上記熱水抽出の結果、原料に対して13.0重量%のキシロース成分が、抽出固形分に対して60重量%の純度で得られた。また、リグニン分解成分、窒素系化合物、硫黄系化合物の該抽出液への混入量は、それぞれ抽出固形分に対して、4.3重量%、0.31重量%(N換算)、150ppm(S換算)であった。
【0036】
該抽出液50gとラネーニッケル触媒(日興リカ株式会社)0.25gを400mlオートクレーブ入れ、水素を室温にて10MPa充填した後、190℃で4時間撹拌して加水分解反応と水素添加反応を同時に行い、キシリトール1.50gを得た。キシリトール収率は、抽出液中のキシロース成分に対して100%であった。
反応溶液から触媒を分離後、常法によりアンバーライトIR120B(オルガノ株式会社)及びアンバーライトIRA410(オルガノ株式会社)で脱色、脱塩処理をした。次いで、該精製液を減圧下で1.8gまで濃縮し、エタノール1.8gを加え、5時間放置し、融点93.2℃のキシリトール結晶1.23gを得た。
【0037】
(実施例7)
実施例6で得られた抽出液を更に濃縮し、固形分濃度30重量%とした。該抽出液50gとラネーニッケル触媒(日興リカ株式会社)1.50gを400mlオートクレーブ入れ、水素を室温にて10MPa充填した後、190℃で4時間撹拌して加水分解反応と水素添加反応を同時に行い、キシリトール9.00gを得た。キシリトール収率は、抽出液中のキシロース成分に対して100%であった。

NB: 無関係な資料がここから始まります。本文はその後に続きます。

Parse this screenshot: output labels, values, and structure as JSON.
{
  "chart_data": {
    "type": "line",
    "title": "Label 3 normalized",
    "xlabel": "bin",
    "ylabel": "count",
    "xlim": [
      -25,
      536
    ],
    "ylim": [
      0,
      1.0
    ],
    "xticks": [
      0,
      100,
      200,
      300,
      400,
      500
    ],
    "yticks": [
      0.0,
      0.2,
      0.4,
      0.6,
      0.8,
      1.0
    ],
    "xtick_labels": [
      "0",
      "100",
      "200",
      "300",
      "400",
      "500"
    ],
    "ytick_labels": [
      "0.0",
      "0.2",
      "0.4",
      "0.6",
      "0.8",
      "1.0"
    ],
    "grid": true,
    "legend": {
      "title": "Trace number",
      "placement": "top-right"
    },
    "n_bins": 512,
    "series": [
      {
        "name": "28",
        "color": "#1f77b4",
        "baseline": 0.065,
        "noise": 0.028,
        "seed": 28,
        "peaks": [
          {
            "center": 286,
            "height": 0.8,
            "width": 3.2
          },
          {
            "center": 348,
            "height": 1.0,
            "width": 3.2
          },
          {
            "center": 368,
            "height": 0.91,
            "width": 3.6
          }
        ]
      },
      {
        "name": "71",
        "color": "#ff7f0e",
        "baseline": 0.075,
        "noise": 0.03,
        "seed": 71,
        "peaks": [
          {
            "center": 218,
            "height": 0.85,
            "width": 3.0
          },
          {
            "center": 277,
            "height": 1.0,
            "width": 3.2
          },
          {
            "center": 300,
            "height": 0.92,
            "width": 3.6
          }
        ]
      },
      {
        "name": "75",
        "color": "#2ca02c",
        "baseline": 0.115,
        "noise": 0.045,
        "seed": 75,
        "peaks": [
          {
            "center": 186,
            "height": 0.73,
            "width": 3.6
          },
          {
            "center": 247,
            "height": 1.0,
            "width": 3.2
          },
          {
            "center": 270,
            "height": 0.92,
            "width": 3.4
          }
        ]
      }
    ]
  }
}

反応溶液から触媒を分離後、常法によりアンバーライトIR120B(オルガノ株式会社)及びアンバーライトIRA410(オルガノ株式会社)で脱色、脱塩処理をした。次いで、該精製溶液を減圧下で10.8gまで濃縮し、エタノール10.8gを加え、5時間放置し、融点93.1℃のキシリトール結晶7.20gを得た。
【0038】
【発明の効果】
キシラン含有天然物からキシリトールを製造する際に、特定の条件の熱水を用いて処理することにより、高純度のキシロオリゴ糖を主成分とする水溶液を得ることができるため、キシリトールを製造する際に必要とする水素添加及び精製の各工程におけるキシリトールの損失を抑制でき、高収率で高純度のキシリトールを製造する方法として極めて有用である。
Claims (3)
- キシラン含有天然物から予め110℃以上140℃以下の熱水で抽出される成分を除去した水不溶性の残さを、前記処理温度以上200℃以下の熱水で処理してキシロオリゴ糖を主成分とする抽出液を得る第1工程と、該抽出液を加水分解し、次いで水素添加する、或いは加水分解と水素添加を同時に行う第2工程とを備えた、キシリトールの製造方法。
- 第1工程で得られるキシロオリゴ糖を主成分とする抽出液を、150℃以上250℃以下の温度で加水分解と水素添加を同時に行うことを特徴とする請求項1に記載のキシリトールの製造方法。
- キシラン含有天然物がサトウキビピスであることを特徴とする請求項1又は請求項2に記載のキシリトールの製造方法。